Mother to Son

Well, son, I'll tell you:
Life for me ain't been no crystal stair,
It's had tacks in it,
And splinters,
And boards torn up,
And places with no carpet on the floor-
Bare.
But all the time
I'se been a climbin' on,
And reacnin' landin's.
And turnin' corners,
And sometimes goin' in the dark
Where there ain't been no light.
So, boy, don't you turn back.
Don't you set down on the steps
'Cause you find it's kinder hard.
Don't you fall now-
For I'se still goin honey,
I'se still climbin'
And life for me ain't been no crystal stair.



We now had an idea and a design. The picture began to form, yet still it seemed to be just a group of historic and contemporary students standing in front of the school and its classic entrance, but nothing more. Then the Wildcats added poetry to the picture: first Whitman's idea "Just as you feel...so I felt" Whitman's poem, "Crossing Brooklyn Ferry" conveys the belief that nothing separates spirits, neither time nor space. Just as these students felt, so the poet, and others walking the halls of Central felt. Almost chemically, almost tangibly the feeling in the room changed. Whitman's spirit was still alive, and the made the idea for our painting come to life.

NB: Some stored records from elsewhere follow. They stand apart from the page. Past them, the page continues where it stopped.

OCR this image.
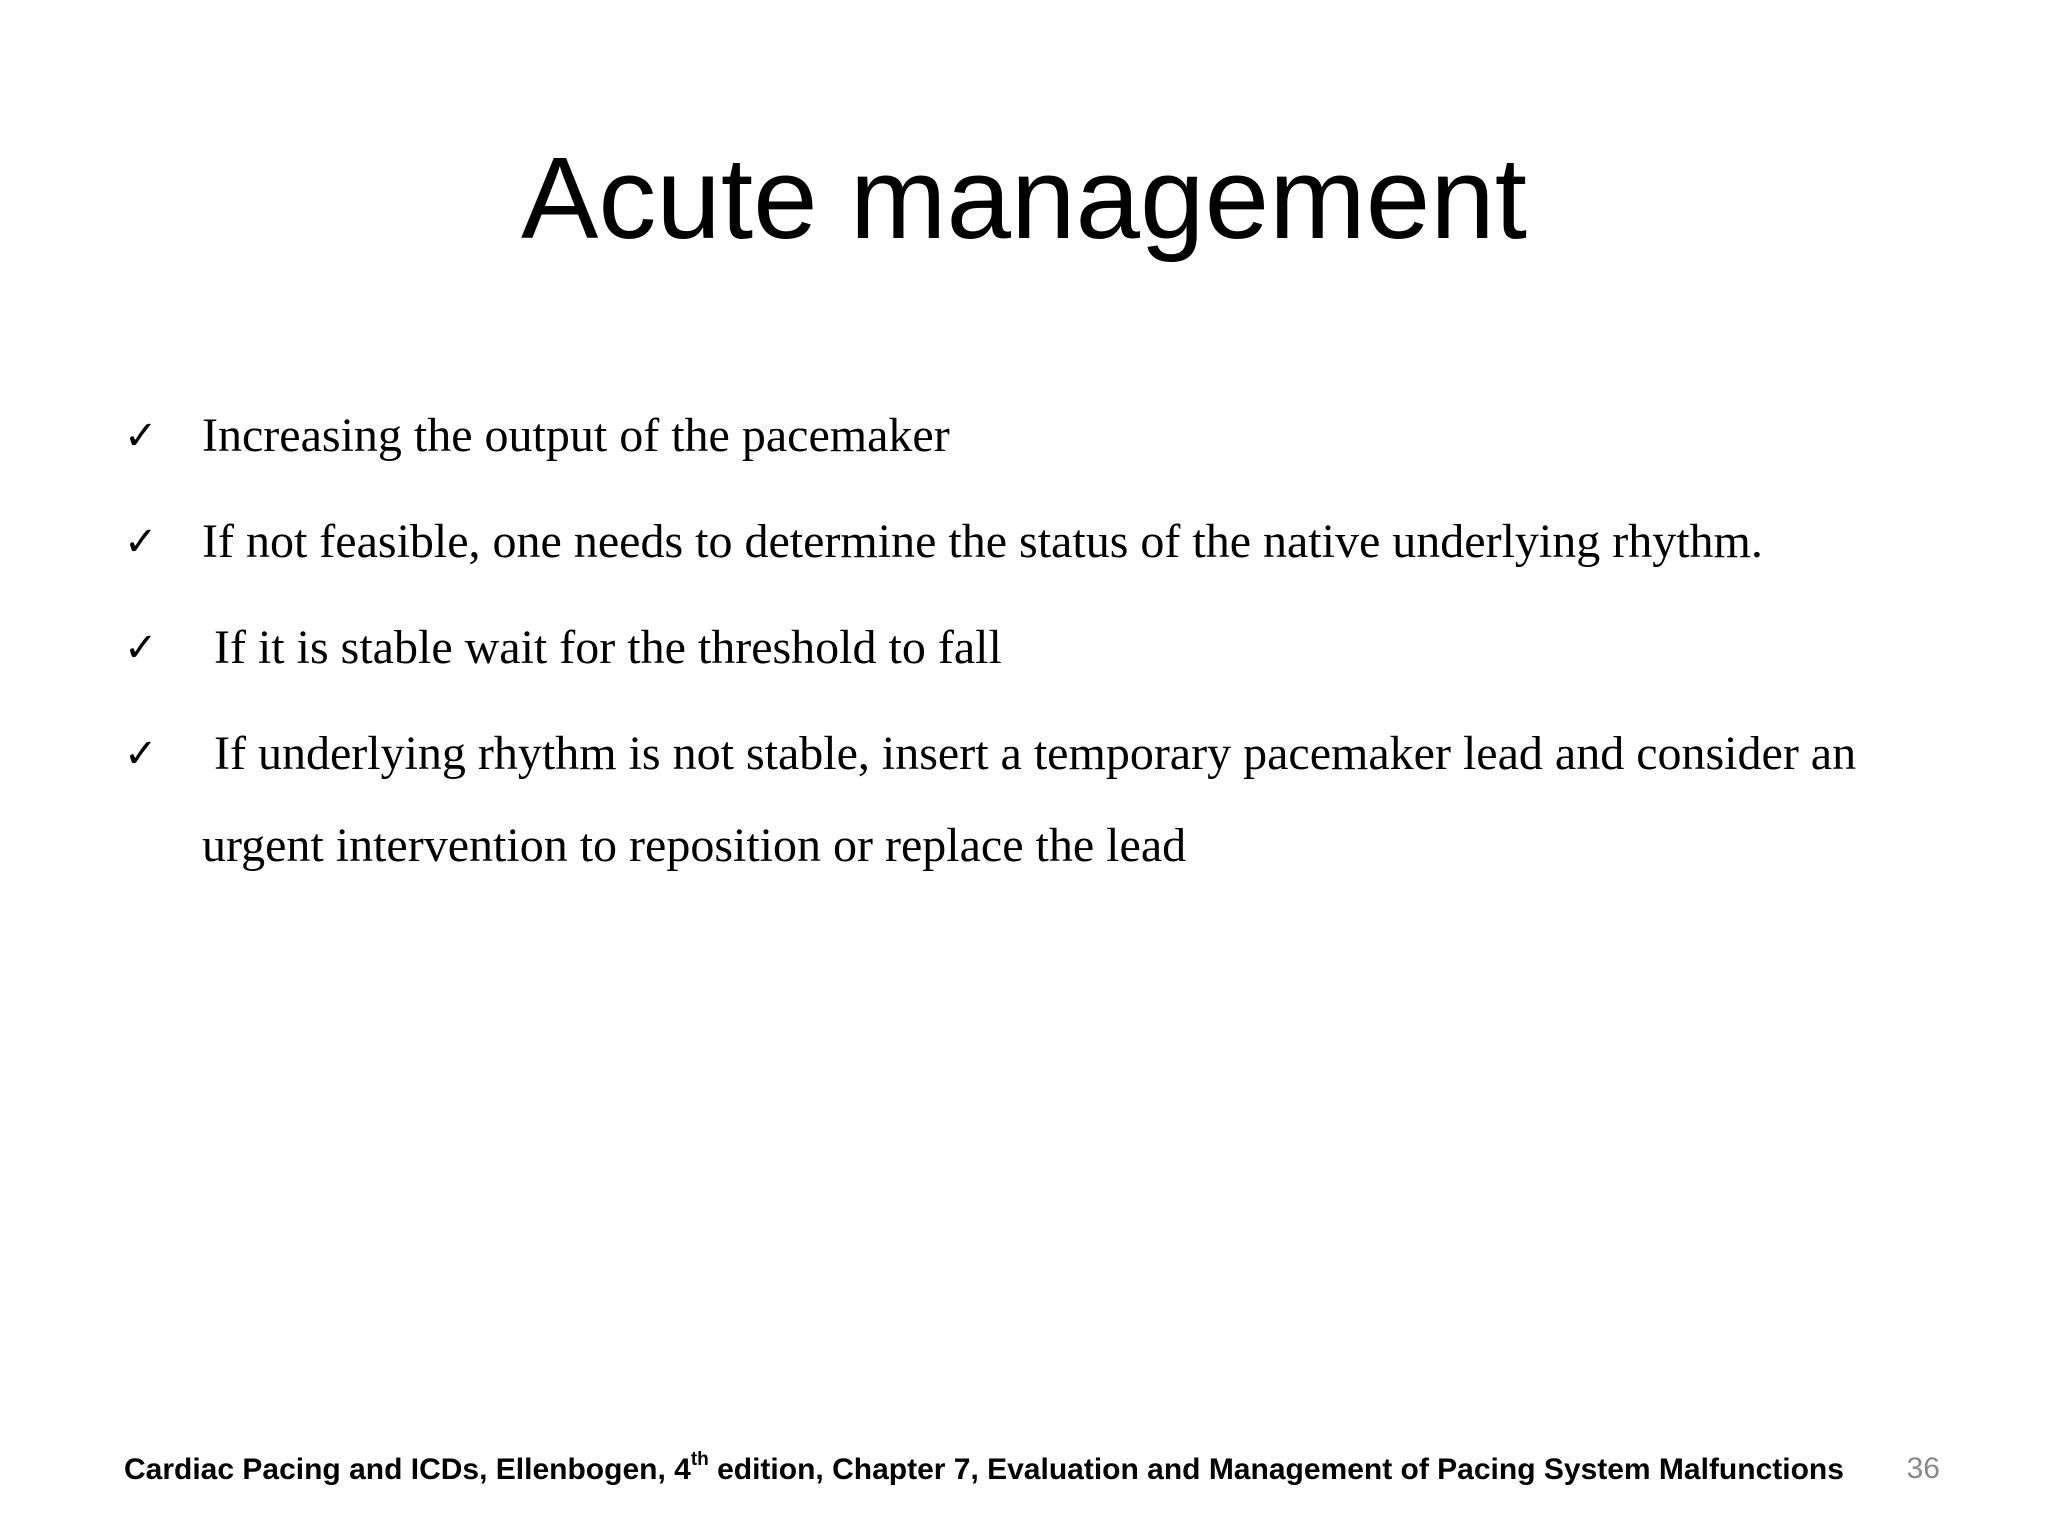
Acute management
✓ Increasing the output of the pacemaker
✓ If not feasible, one needs to determine the status of the native underlying rhythm.
✓ If it is stable wait for the threshold to fall
✓ If underlying rhythm is not stable, insert a temporary pacemaker lead and consider an urgent intervention to reposition or replace the lead
Cardiac Pacing and ICDs, Ellenbogen, 4th edition, Chapter 7, Evaluation and Management of Pacing System Malfunctions	36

Then someone thought of Langston Hughes' lines "Life for me ain't been no crystal stair..." Someone envisioned stairs in the painting, balanced on either side. Langston Hughes actually walked the halls and climbed the stairs in Lawrence schools, and his poem "Mother to Son" gave just the spirit and advice most of us need: "Don't you turn back/ Don't you set down on the steps/ 'Cause you find it's kinder hard./ Don't you fall now/ I'se still climbin'/ And life for me ain't been no crystal stair." Together we had added the poetic spirit to the painting, its breath of life, its metaphyscial landscape. The poem will be beside the painting, where there are also real stairs the students climb every day.

It was decided. In this painting, historic characters would stand among contemporary students, teachers and principals, conveying the sense that despite time, we all share the same struggles and triumphs. The school has seen and known us all. Each has walked in Central time.